An interview with Sarah James regarding the Arctic National Wildlife Refuge

photo of Sarah James

Subject: Sarah James
Interviewer: Chip Duncan
Transcriber: Patrick Hammerlund

This interview* was recorded during December, 2000 in Arctic Village, Alaska on the day of winter solstice in the northern hemisphere.

Sarah James is an elder in the Gwich'in native community of Alaska and northwestern Canada. The tribe includes approximately 8,000 members. Once a nomadic culture, the Gwich'in of today live mainly in small, remote villages. Many, including those in Arctic Village, live a largely subsistence lifestyle. The Gwich'in of Arctic Village rely heavily on the Porcupine Caribou for their survival.

Sarah is a fierce environmentalist and among the leaders in the battle to stop proposed development of Alaska's Arctic National Wildlife Refuge. In addition, Sarah appears in The Duncan Entertainment Group production of Rafting Alaska's Wildest Rivers (broadcast on July 1, 2001 on PBS Network). If you would like to reach Sarah James, or if you would like more information on Rafting Alaska's Wildest Rivers, please contact Bob Huck at

(* This transcript has been edited due to length.)

Would you talk about some of the food that is important to your people?
We use every part of the caribou and moose and every thing … Like rabbit, we use the fur … to keep my hands warm, and you renew it too. After a while it gets old and then you renew it, and you can use it for socks too. It doesn't last very long either there, because it falls apart. That's the warmest thing you can have is snowshoe rabbit fur parka, a weaved one. And then we eat the meat, we eat every part of the meat. We cook it either fried, boiled, cook it to the fire… that's really considered a good part because it tastes so tasty with that smoke and fried that way.

In the old days your people were nomadic and followed the caribou. Now that you are no longer nomadic, how do find the caribou? Can you follow it?
No, we can't follow it because jobs are here, school is here, and um, different lifestyle. And it's really expensive to go out there and follow it now. I mean just to go sheep hunting you know, last two years, I'm still paying the bills for it.

So are the people still living a subsistence lifestyle?
Yes, as best as they can. In winter, most of us burn wood and we have enough storage, food storage to live off of for now, for caribou meat and fish and all of that. And we can't go without traditional food very long. If we're out of traditional food, then we get really hungry, even tough we get the store meat and all the other Western food that we got.

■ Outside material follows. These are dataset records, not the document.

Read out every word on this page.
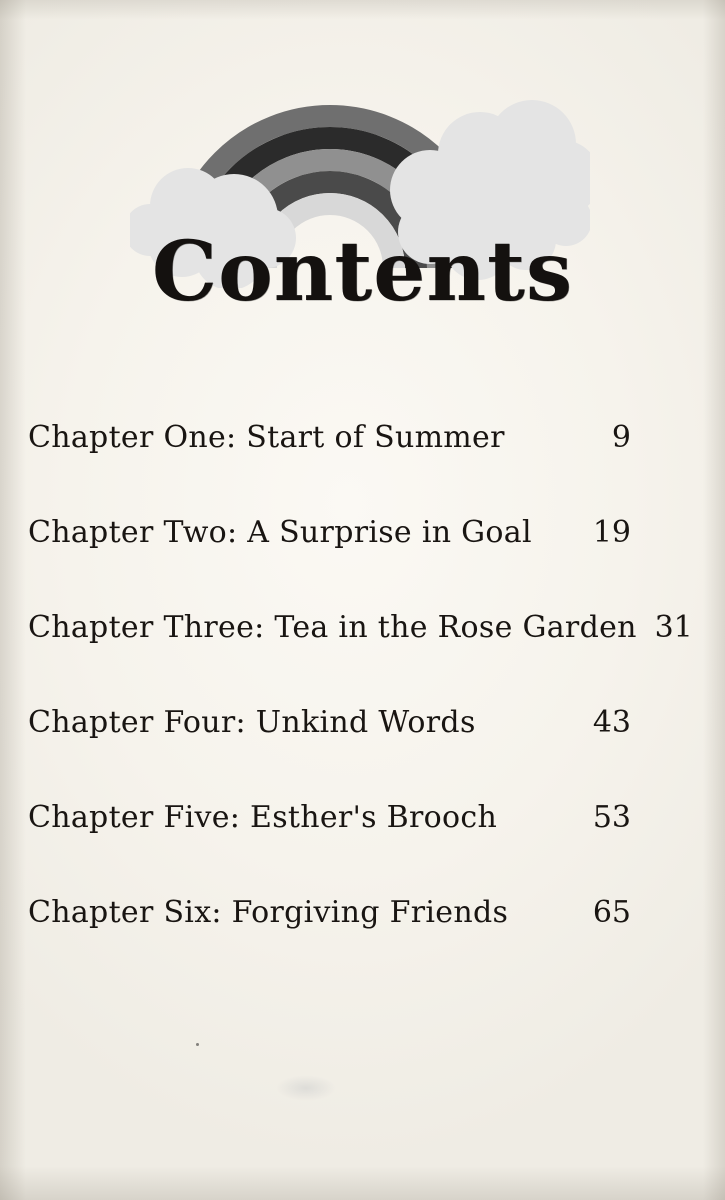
Contents
Chapter One: Start of Summer	9
Chapter Two: A Surprise in Goal	19
Chapter Three: Tea in the Rose Garden 31
Chapter Four: Unkind Words	43
Chapter Five: Esther's Brooch	53
Chapter Six: Forgiving Friends	65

It's just, it just doesn't stay with you. Just like, for instance, because of Arctic National Wildlife Refuge (issue), I had to be on the road most of the time, I gave up all my summer just to be out there, and that means I didn't get my fresh duck soup or, fresh meat, fresh fish run in the springtime and the falltime; I missed out on all of that. I feel like something is missing from my life, until I get back into that season. Season's have a lot of things to do with it too, because that's how we survive year-to-year. It's just something that we depend on and who we are, and other than that, you take those things away and it feels like something is missing from your life. Like one time we didn't have caribou for a long time, and Bobby went out just before Christmas and he came back with a lot of caribou. And we had all this extra food, but all they cooked was that fresh caribou. They didn't cook anything else with it, they just chowed on that fresh caribou meat. I mean, they, right now, they're ready for something fresh and just that two little caribou they just shot, even that is kinda, uh, make you come back to life again, just that. That's all they can get for this Christmas. So that's what subsistence is all about. And Uh, even though we can't practice our nomadic life, uh, we still have this, uh, the needs are still there, the urge is still there. That will never go away.

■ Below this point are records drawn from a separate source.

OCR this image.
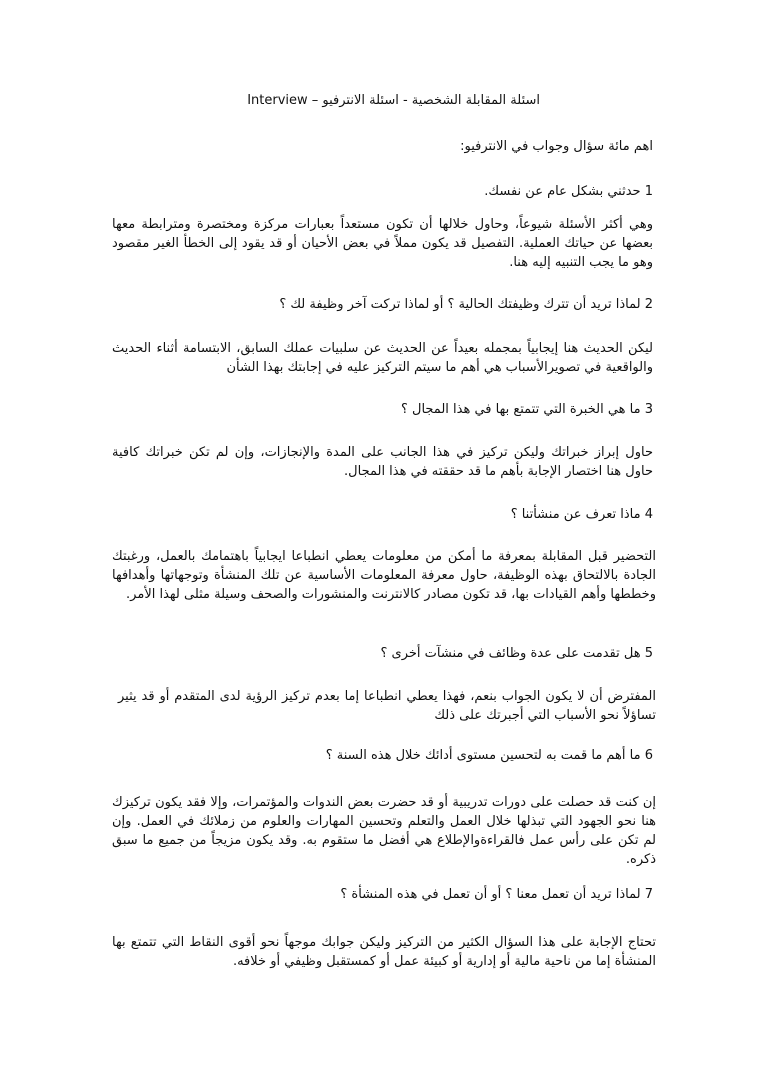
اسئلة المقابلة الشخصية - اسئلة الانترفيو – Interview
اهم مائة سؤال وجواب في الانترفيو:
1 حدثني بشكل عام عن نفسك.
وهي أكثر الأسئلة شيوعاً، وحاول خلالها أن تكون مستعداً بعبارات مركزة ومختصرة ومترابطة معها بعضها عن حياتك العملية. التفصيل قد يكون مملاً في بعض الأحيان أو قد يقود إلى الخطأ الغير مقصود وهو ما يجب التنبيه إليه هنا.
2 لماذا تريد أن تترك وظيفتك الحالية ؟ أو لماذا تركت آخر وظيفة لك ؟
ليكن الحديث هنا إيجابياً بمجمله بعيداً عن الحديث عن سلبيات عملك السابق، الابتسامة أثناء الحديث والواقعية في تصويرالأسباب هي أهم ما سيتم التركيز عليه في إجابتك بهذا الشأن
3 ما هي الخبرة التي تتمتع بها في هذا المجال ؟
حاول إبراز خبراتك وليكن تركيز في هذا الجانب على المدة والإنجازات، وإن لم تكن خبراتك كافية حاول هنا اختصار الإجابة بأهم ما قد حققته في هذا المجال.
4 ماذا تعرف عن منشأتنا ؟
التحضير قبل المقابلة بمعرفة ما أمكن من معلومات يعطي انطباعا ايجابياً باهتمامك بالعمل، ورغبتك الجادة بالالتحاق بهذه الوظيفة، حاول معرفة المعلومات الأساسية عن تلك المنشأة وتوجهاتها وأهدافها وخططها وأهم القيادات بها، قد تكون مصادر كالانترنت والمنشورات والصحف وسيلة مثلى لهذا الأمر.
5 هل تقدمت على عدة وظائف في منشآت أخرى ؟
المفترض أن لا يكون الجواب بنعم، فهذا يعطي انطباعا إما بعدم تركيز الرؤية لدى المتقدم أو قد يثير تساؤلاً نحو الأسباب التي أجبرتك على ذلك
6 ما أهم ما قمت به لتحسين مستوى أدائك خلال هذه السنة ؟
إن كنت قد حصلت على دورات تدريبية أو قد حضرت بعض الندوات والمؤتمرات، وإلا فقد يكون تركيزك هنا نحو الجهود التي تبذلها خلال العمل والتعلم وتحسين المهارات والعلوم من زملائك في العمل. وإن لم تكن على رأس عمل فالقراءةوالإطلاع هي أفضل ما ستقوم به. وقد يكون مزيجاً من جميع ما سبق ذكره.
7 لماذا تريد أن تعمل معنا ؟ أو أن تعمل في هذه المنشأة ؟
تحتاج الإجابة على هذا السؤال الكثير من التركيز وليكن جوابك موجهاً نحو أقوى النقاط التي تتمتع بها المنشأة إما من ناحية مالية أو إدارية أو كبيئة عمل أو كمستقبل وظيفي أو خلافه.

In the lower 48 a lot of people know about the refuge and wan to save the caribou, but they don't know about the Gwich'in. Which is more important to tell, the caribou story, or the Gwich'in story?
Both. Because a lot of people don't see it as a human rights issue and look at it like public interest land because it's anybody's right to save the refuge, so more and more stuff is being said about public interest land. That is for recreation reason, for scenic reason, or for the caribou, or for whatever live there. But because of the people that live near it, Kaktovik people, Inupiat people, want to see development, but Gwich'in people don't want to see development. That's not being addressed unless it's a human rights issue. And human rights issue is not addressed enough. And we have support by the tribes and the churches and special interest groups to address human rights. But, environmentalists, they address public interest land, because they can address public interest land. We address the human rights, which we have a right to. And we don't want environmentalists or anybody like that addressing human rights for us. So we never join up with Wilderness Society or Sierra Club or The Friends of the Earth, because that's not who we are. Our reason is human rights … because we've always been here, we're gonna be here, we're not leaving, we're here to stay.

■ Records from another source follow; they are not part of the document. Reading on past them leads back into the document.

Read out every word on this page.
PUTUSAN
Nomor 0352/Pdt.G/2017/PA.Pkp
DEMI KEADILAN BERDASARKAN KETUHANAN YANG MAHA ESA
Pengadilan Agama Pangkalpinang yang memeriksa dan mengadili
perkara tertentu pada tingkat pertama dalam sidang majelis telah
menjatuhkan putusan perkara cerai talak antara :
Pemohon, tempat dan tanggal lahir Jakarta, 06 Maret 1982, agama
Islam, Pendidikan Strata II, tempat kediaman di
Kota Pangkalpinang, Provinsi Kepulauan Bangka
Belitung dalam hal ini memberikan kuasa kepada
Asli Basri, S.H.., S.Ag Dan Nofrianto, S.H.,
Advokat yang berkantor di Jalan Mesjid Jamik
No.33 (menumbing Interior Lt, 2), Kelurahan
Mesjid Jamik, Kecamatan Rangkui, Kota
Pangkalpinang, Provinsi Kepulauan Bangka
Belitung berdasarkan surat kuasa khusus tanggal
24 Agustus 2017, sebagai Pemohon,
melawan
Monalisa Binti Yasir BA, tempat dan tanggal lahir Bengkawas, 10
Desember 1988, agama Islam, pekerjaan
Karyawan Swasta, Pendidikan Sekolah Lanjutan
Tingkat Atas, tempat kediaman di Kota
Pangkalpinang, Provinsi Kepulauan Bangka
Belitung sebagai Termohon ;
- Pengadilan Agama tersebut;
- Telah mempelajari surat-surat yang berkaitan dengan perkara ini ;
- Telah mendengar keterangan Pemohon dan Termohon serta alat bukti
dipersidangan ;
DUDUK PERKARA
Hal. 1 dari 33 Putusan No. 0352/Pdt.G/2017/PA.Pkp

This is human rights versus oil. It's not environmentalists versus oil, or native to native issue, this is human rights versus oil because Gwich'in people are here, always been here. Creator put us here to take care of this part of the world, and we're going to stay, we're not leaving. The world has to realize that we're here to stay. We have a right to say who we are and what to protect, and the kind of life we've always had. Nobody have the right to take that away from you.

And this is what the caribou is to us. We are caribou people and we survived this far because of the caribou and we are who we are because of the caribou. And we dance caribou dance and we have caribou stories and it's our clothes, it's our food. 75% of our food is wild meat, most of that is caribou. There's sheep, mountain sheep, there's fish in this valley here year round. And we depend on birds and ducks for food and uh, fish and beaver, rabbit, moose, all that. It's our subsistence way of living, it's our way of life. We can't be separated from that.

There is an Alaska coalition made up of all the environmentalist groups throughout the nation. There's 160 environmentalist organizations that have joined up to protect Arctic National Wildlife Refuge. We're non-profit organization, so we can't lobby, we can educate the public. And then this tribal Government that joined up with us, we, we formed like, a human rights organization to help us on this issue. We have church, all the church signed with us. The first one was the Methodist Church, the second was the Episcopal; we're all Episcopal, us Gwich'in People, we're converted Episcopal; Anglican over in Canada, and on this site it's Episcopal. And then we also practice our traditional way of believing too, and practice and living and eat and every day life that we always did have, that we still live that life. We live in two different worlds. And we try to meet these two and we're trying to meet halfway. To be who we are today and that's what make us strong and that what make us be united. And we think that that's how we're gonna survive, and we been surviving that way. And so when we make a coalition group of people on human rights, then tribe can address human rights, special groups interests can address human rights and the churches. And that's how we got our own coalition of human rights groups and supporting us.

Is there still a lot of animosity toward white people?
We taught not to be that way. My elders tell me that I have to be forgiving. I have to be generous and sharing and that's who we are and we've always been that way. That's what make us a special people, and we're natural to that. I have to catch myself a lot of times because I got a lot of resentment, and, and which is not right. I, I, I, I do, I try to correct that.

So you have hope?
Yeah, there is hope because right now we're getting our language back in place, we've got our tribal government back in place. If we wanna get away from our culture and go into the Western World, that's our decision to make. ...We gotta learn that we can stay in two worlds and be happy. This is where the Creator put us and we are, you know, that's what we were taught, and that's who we are.